Area drag racer still going strong at 67 years old
Competitive drag racing has been a lifelong passion for Joe Fox Sr. But his indoctrination into the sport as a student at the Johnstown Vo-Tech High School nearly 50 years ago was somewhat bittersweet.
“I was 17 years old back in 1975, and I asked my dad if I could use his car to take my girlfriend to Idlewild Park,” said Fox, 67, who now lives in Portage. “I took his brand new Chevy Chevelle, but we didn’t go to Idlewild Park.
“Instead, we went to the Keystone Raceway Park in New Alexandria and I ended up racing with his car that day and winning the race,” Fox Sr. added with a chuckle. “I was in trouble when I got home, but that experience gave me the bug for racing.”
After taking a long hiatus from the sport for military service, and then to marry and raise a family, Fox resumed drag racing nine years ago, in 2015, and he has continued ever since. The 2024 calendar year has been Fox’s finest ever in drag racing, in which races are contested on asphalt tracks on distances of either 1/4 or 1/8 of a mile.
Fox racked up the most points of any racer in his Sportsmen Series Division at Keystone this year, then accumulated enough points in the World Drag Racing Alliance Eastern Regional event at Keystone to qualify for the WDRA National/World Championship event at Montgomery (Alabama) International Track Oct. 24-26. He finished in eighth place among 35 cars there to earn induction into the WDRA International Hall of Fame in early November.
“This is the furthest I’ve ever made it in a season,” Fox said. “I’ve been in the top five finishers at the local (Keystone) track several times, but this is the furthest I’ve ever gone outside of that.”
In drag racing competition, two cars go out of the starting blocks at the same time, and the races are held according to a timed and handicap system. At the Montgomery track, Fox’s 1980 Chevy Malibu finished just three-thousandths of a second behind eventual national champion Kyle Wanamaker of Michigan.
Fox finished fifth in the nation in his division for the season, according to overall points accumulated, with Wanamaker winning the overall championship.
“The WDRA world/national competition invites racers from countries outside the United States, like Canada and Aruba, and in my class, the 35 most winning racers from inside and outside the United States were there,” Fox said. “There were no racers from Aruba there this year, but there were racers from Alberta, Canada, and from states all over this country, like Kansas, Georgia, Florida, Michigan and California.
“If you lose one race in the event, you’re finished, and I made it to the quarterfinals before losing,” Fox said.
Fox built his Chevy Malibu 20 years ago with the help of his son, Joe Fox Jr., who is also involved in competitive drag racing.
“I was a crewman for him until we built my car and I resumed racing,” Fox Sr. said. “I had won a main race at Keystone this year on the Fourth of July weekend, and finished second in another race that weekend.
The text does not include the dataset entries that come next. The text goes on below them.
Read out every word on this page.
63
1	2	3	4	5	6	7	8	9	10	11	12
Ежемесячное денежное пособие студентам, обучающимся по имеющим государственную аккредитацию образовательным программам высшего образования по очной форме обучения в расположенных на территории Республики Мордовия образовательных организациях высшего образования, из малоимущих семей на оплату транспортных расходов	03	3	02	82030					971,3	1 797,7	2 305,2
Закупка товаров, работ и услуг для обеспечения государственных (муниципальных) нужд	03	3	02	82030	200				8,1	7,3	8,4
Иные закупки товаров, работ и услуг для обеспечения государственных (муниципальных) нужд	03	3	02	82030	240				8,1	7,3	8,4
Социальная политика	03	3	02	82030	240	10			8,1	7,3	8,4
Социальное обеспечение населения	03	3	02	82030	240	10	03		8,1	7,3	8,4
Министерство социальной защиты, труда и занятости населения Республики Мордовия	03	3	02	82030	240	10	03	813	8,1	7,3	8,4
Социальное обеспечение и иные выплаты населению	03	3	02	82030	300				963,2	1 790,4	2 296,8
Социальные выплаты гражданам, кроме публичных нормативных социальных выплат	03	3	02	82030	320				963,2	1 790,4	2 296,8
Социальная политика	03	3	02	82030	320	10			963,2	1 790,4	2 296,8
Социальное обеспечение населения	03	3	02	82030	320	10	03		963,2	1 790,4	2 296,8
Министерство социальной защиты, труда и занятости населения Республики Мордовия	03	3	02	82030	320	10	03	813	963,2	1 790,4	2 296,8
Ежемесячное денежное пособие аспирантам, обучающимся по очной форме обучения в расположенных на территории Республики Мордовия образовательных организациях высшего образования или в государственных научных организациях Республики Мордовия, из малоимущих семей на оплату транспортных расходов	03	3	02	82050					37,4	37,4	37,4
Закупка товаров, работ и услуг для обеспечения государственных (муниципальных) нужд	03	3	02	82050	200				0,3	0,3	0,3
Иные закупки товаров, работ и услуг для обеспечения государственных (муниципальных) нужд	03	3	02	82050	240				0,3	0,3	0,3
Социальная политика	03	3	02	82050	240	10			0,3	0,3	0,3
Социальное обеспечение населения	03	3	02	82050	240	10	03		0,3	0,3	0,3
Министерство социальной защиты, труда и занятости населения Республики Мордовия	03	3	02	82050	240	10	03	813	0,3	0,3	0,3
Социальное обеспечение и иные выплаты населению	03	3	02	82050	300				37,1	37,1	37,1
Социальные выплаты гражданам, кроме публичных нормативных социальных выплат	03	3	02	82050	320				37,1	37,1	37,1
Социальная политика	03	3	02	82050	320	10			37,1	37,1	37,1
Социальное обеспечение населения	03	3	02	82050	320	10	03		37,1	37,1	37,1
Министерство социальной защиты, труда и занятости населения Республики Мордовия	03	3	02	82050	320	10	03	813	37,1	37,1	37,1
I knew that I was having a good season, but at the end of the season, I didn’t realize that I was doing as well as I did.”
Fox Sr.– who also races at tracks in Hagerstown, Md. and Salem, Ohio — said that consistency has been the key to his success on the track.
“These races are very precise now,” said Fox Sr., who earned $1000 for his finish at Montgomery while Wanamaker earned $10,000 as the event champion. “You can win or lose a race now by a small fraction of a second. I’ve become more consistent in racing as I’ve gotten older. Things don’t get me as excited as they once did. You have to do the same things time after time in the races, so I think my consistency is what got me my success this year.”
Steve Vasbinder of Punxsutawney is a longtime racing colleague of Fox Sr.’s at the Keystone Raceway Park. Vasbinder competes in a different division than Fox Sr., but has known Fox Sr. for the past decade and has observed him in competition.
“He’s very good for his age,” Vasbinder said. “To win in our sport, a racer has to possess very good reaction time upon leaving the starting line, and he does. He’s very methodical. Focus is very important in the races, and when he’s focused and he’s having a good day, he’s incredibly good.”
WDRA is the organization that sanctions the racing events in which Fox Sr. is involved. The National Hot Rod Association is perhaps the most well-known sanctioning organization for drag racing in the nation.
Fox Sr. said that drag racing is an endeavor in which even the very elderly can successfully compete if they are able. Therefore, he has no immediate plans to retire from the sport.
“I was at a Keystone Raceway awards banquet recently and there was an 80-year-old man there who was driving a race car this year,” Fox Sr. said. “They had a birthday party for him there.”